Пробки начались уже километрах в семидесяти от кольца. Косяком пошли гигантские фантики рекламных щитов. Шпалеры холодного, расчётливого идиотизма. Здесь это были просто гиперфантики, совершенно мертвые инсталляции. Раскрашенные трупы, или, если помягче, манекены брендов. Я почему-то вспомнила тех трёх из Соснянска – в носках, трусах и шляпе. В провинциальном бизнесе всегда есть налёт человечности. Нелепой, но он есть. Трогательная теплота человеческой глупости. «Бюро ритуальных услуг “Ангел”». Было у нас такое, в Коротеево. Его одно время держал Храп. Кажется, он этого “Ангела” и придумал. Провинциальный бизнес всегда сентиментален. Люди почти всерьёз стараются. Кто как может. Похоже на третьесортный душераздирающий романтический шансон в ресторанчике на вокзале города Жиздры. Здесь, в Москве всё это кончилось лет десять назад. Даже юмор, так сказать, романтическая ирония, ушла из этой сферы. Когда-то я ела в московской забегаловке «Зайди попробуй». Пока её не сожгли. Потом питалась в заведении «У нас вы можете». Его тоже сожгли. Наконец, навострилась перекусывать в забегаловке «Еда». Её закрыли через пару месяцев. А потом в этом месте открыли пиццерию. Просто – «Пиццерию». Нормальный ход поршня.

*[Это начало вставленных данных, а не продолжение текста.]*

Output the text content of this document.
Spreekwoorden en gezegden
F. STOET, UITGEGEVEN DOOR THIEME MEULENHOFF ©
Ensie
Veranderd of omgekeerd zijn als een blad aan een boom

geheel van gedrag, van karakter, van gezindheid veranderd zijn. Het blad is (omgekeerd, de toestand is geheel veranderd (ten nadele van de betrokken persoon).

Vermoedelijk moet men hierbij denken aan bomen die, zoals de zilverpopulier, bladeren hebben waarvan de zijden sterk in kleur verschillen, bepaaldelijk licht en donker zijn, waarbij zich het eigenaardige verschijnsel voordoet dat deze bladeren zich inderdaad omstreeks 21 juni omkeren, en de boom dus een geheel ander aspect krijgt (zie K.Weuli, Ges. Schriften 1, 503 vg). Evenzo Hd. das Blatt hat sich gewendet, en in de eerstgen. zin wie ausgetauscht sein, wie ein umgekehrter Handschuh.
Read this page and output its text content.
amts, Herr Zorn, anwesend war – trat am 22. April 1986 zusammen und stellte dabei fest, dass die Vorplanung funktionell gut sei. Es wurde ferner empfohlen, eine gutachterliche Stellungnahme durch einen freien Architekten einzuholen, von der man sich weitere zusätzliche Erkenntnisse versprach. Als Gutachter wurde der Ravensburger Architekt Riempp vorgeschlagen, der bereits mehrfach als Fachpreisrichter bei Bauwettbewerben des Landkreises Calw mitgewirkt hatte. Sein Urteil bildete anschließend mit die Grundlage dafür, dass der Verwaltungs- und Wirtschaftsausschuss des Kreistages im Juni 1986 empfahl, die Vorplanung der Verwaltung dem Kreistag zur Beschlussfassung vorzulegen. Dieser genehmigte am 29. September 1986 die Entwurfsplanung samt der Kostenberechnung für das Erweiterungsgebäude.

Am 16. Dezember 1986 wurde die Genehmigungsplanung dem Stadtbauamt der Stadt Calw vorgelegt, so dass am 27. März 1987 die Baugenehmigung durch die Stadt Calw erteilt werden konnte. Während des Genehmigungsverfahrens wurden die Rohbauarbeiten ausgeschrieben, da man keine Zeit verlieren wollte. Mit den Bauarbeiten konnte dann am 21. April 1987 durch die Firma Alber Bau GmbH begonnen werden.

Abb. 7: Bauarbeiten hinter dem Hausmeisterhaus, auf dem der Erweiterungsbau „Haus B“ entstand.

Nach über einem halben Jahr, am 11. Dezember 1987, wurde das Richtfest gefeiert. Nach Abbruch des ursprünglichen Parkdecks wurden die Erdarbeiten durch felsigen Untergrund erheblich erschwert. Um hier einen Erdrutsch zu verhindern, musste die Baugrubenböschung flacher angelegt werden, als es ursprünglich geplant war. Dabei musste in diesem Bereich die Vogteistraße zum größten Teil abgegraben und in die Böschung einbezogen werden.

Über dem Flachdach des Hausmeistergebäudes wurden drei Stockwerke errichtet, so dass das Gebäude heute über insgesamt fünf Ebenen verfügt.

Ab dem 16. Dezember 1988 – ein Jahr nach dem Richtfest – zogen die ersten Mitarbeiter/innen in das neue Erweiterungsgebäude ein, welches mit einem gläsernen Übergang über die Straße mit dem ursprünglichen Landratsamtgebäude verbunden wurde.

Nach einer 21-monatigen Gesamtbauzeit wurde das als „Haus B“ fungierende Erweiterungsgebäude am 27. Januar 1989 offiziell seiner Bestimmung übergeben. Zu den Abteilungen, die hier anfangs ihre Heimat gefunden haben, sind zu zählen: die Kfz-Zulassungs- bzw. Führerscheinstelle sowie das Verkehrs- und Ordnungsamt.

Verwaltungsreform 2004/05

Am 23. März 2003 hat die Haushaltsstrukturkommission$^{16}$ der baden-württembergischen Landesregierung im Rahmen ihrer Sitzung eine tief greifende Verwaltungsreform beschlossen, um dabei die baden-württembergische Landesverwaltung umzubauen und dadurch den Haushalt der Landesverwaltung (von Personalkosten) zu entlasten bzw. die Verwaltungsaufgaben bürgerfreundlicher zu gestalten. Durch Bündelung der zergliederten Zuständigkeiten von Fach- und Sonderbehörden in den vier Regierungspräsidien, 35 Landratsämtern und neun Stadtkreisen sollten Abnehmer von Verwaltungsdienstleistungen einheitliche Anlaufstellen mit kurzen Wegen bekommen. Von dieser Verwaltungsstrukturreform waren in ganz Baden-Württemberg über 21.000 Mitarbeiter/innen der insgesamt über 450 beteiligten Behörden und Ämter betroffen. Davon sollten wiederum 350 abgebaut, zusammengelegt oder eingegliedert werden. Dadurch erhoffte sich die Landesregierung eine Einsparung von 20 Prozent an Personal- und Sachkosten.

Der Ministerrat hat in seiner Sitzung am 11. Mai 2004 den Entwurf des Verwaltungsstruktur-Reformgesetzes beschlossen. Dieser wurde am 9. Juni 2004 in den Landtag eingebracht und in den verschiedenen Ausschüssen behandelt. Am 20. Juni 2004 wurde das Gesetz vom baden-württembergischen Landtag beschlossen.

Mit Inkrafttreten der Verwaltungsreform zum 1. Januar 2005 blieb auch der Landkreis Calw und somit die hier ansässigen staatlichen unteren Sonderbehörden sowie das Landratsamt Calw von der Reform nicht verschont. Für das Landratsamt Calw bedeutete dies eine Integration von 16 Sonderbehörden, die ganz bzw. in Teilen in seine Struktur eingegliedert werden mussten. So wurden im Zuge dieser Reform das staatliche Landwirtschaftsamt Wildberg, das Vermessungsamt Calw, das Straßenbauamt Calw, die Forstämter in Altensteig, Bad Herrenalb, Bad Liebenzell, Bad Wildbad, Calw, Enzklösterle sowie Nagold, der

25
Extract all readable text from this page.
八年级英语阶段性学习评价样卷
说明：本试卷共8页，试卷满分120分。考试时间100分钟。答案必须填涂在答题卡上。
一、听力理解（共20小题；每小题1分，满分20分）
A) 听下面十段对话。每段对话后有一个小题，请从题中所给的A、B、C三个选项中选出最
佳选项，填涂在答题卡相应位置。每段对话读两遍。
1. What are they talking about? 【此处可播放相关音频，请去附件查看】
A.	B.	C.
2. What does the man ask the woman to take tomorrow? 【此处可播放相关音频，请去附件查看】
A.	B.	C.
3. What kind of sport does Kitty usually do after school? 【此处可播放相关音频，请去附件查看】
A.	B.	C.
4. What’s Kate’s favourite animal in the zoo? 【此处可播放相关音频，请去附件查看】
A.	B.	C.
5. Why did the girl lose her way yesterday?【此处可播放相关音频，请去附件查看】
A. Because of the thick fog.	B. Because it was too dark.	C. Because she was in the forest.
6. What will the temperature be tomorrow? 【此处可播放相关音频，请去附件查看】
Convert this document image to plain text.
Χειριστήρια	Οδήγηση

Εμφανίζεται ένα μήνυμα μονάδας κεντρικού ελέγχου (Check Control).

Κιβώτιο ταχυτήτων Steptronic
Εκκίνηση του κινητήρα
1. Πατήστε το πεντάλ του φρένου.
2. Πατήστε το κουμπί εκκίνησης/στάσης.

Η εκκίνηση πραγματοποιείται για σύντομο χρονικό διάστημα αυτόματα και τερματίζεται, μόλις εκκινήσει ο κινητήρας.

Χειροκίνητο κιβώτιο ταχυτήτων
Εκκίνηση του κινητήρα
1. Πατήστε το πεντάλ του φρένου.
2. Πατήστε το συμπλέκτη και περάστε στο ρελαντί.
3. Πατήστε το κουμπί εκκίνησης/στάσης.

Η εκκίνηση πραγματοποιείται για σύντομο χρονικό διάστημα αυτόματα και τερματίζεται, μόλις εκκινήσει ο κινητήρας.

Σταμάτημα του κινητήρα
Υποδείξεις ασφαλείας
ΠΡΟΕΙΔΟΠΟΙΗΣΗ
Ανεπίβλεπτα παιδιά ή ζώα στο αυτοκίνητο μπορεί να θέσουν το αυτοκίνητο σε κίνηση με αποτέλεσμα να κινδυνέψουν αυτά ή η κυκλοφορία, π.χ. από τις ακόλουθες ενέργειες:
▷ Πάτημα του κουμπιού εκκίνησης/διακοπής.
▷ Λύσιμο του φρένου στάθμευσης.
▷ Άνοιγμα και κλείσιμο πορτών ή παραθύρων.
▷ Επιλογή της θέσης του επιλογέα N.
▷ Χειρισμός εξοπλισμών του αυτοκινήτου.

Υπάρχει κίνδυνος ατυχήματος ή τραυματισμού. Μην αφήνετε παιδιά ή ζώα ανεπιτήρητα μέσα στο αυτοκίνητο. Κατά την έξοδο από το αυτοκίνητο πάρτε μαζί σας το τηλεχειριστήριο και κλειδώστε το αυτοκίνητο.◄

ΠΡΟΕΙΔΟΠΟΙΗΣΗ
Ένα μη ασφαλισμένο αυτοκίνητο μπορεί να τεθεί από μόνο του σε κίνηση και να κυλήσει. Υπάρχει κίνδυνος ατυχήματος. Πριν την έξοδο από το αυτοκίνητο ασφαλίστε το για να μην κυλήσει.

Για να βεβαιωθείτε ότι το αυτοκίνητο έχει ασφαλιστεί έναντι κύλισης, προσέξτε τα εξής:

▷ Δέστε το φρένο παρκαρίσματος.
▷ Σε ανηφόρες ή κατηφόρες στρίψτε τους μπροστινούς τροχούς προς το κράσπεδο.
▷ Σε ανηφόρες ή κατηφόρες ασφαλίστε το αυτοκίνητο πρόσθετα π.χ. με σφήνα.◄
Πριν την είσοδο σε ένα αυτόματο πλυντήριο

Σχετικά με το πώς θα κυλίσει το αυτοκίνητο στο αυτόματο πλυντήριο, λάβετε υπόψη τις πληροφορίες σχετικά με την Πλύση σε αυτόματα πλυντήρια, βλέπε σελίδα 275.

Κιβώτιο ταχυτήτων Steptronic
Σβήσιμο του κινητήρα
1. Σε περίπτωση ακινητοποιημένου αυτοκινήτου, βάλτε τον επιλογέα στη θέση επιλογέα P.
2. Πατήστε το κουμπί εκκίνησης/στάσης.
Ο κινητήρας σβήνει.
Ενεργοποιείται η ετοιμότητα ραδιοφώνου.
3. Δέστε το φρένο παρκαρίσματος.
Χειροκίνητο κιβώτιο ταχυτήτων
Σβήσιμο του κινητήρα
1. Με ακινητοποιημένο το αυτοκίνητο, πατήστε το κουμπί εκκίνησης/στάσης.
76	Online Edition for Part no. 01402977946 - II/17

Получилось так, что к Москве я подъезжала по Дмитровке. Долго стояла у Волена, потом застряла в Деденёво. У Грибков всех согнали на обочину и стали ждать какого-то адского папу с мигалкой. Ждали минут двадцать. Некоторые водители вышли из машин, курили, матерились, ворчали. Я тоже вышла. Рядом стоял, опершись локтями на крышу своего «Запорожца» с подмосковным номером, огромный мужик с красно-фиолетовым, как у упыря, лицом. Казалось, что он больше «Запорожца» раза в два. Мужик плюнул, прорычал хриплым басом:
- Кремлюк какой-то профурсу свою парить едет… К Тягачеву, мл…Думанята сраные, - и взявшись за багажник на крыше, остервенело покачал машину. Как будто хотел её перевернуть. Потом пнул ногой шину. Потом достал из окна двухлитровую бутылку воды «Колокольчик» и, со сладостным подхрипыванием на каждом глотке, выпил её целиком. Я заворожено смотрела на это шоу. Самое интересное, что по мере опустошения бутылки мужик всё больше скашивал глаза к переносице, с интересом следя за убыванием уровня воды. Упырь допил бутылку, вернул глаза на место, оглушительно с треском рыгнул и, улыбнувшись, сказал, причём – персонально мне:
- Экскюзе муа, мадам… - куртуазно шаркнув грязной кроссовкой сорок восьмого размера. – Жё сюи времан наврэ…
Удивительная страна.
На шоссе наконец-то ворвался эскорт «кремлюка». Машин в двадцать. Каждую из машин упырь с совершенно серьёзным лицом педантично расстрелял из пальца:
- Дж! Дж! Дж!..
В конце по-ковбойски дунул на палец и сказал:
- Так в путь же, мой преданный Россинант… - и, как фокусник, загрузил свою тушу в тут же просевший «Запорожец».
Сколько же у меня в памяти таких вот личностей! Чудик на Чудике. И не иссякает же ими Россия. Может быть, ради них её Бог и создал.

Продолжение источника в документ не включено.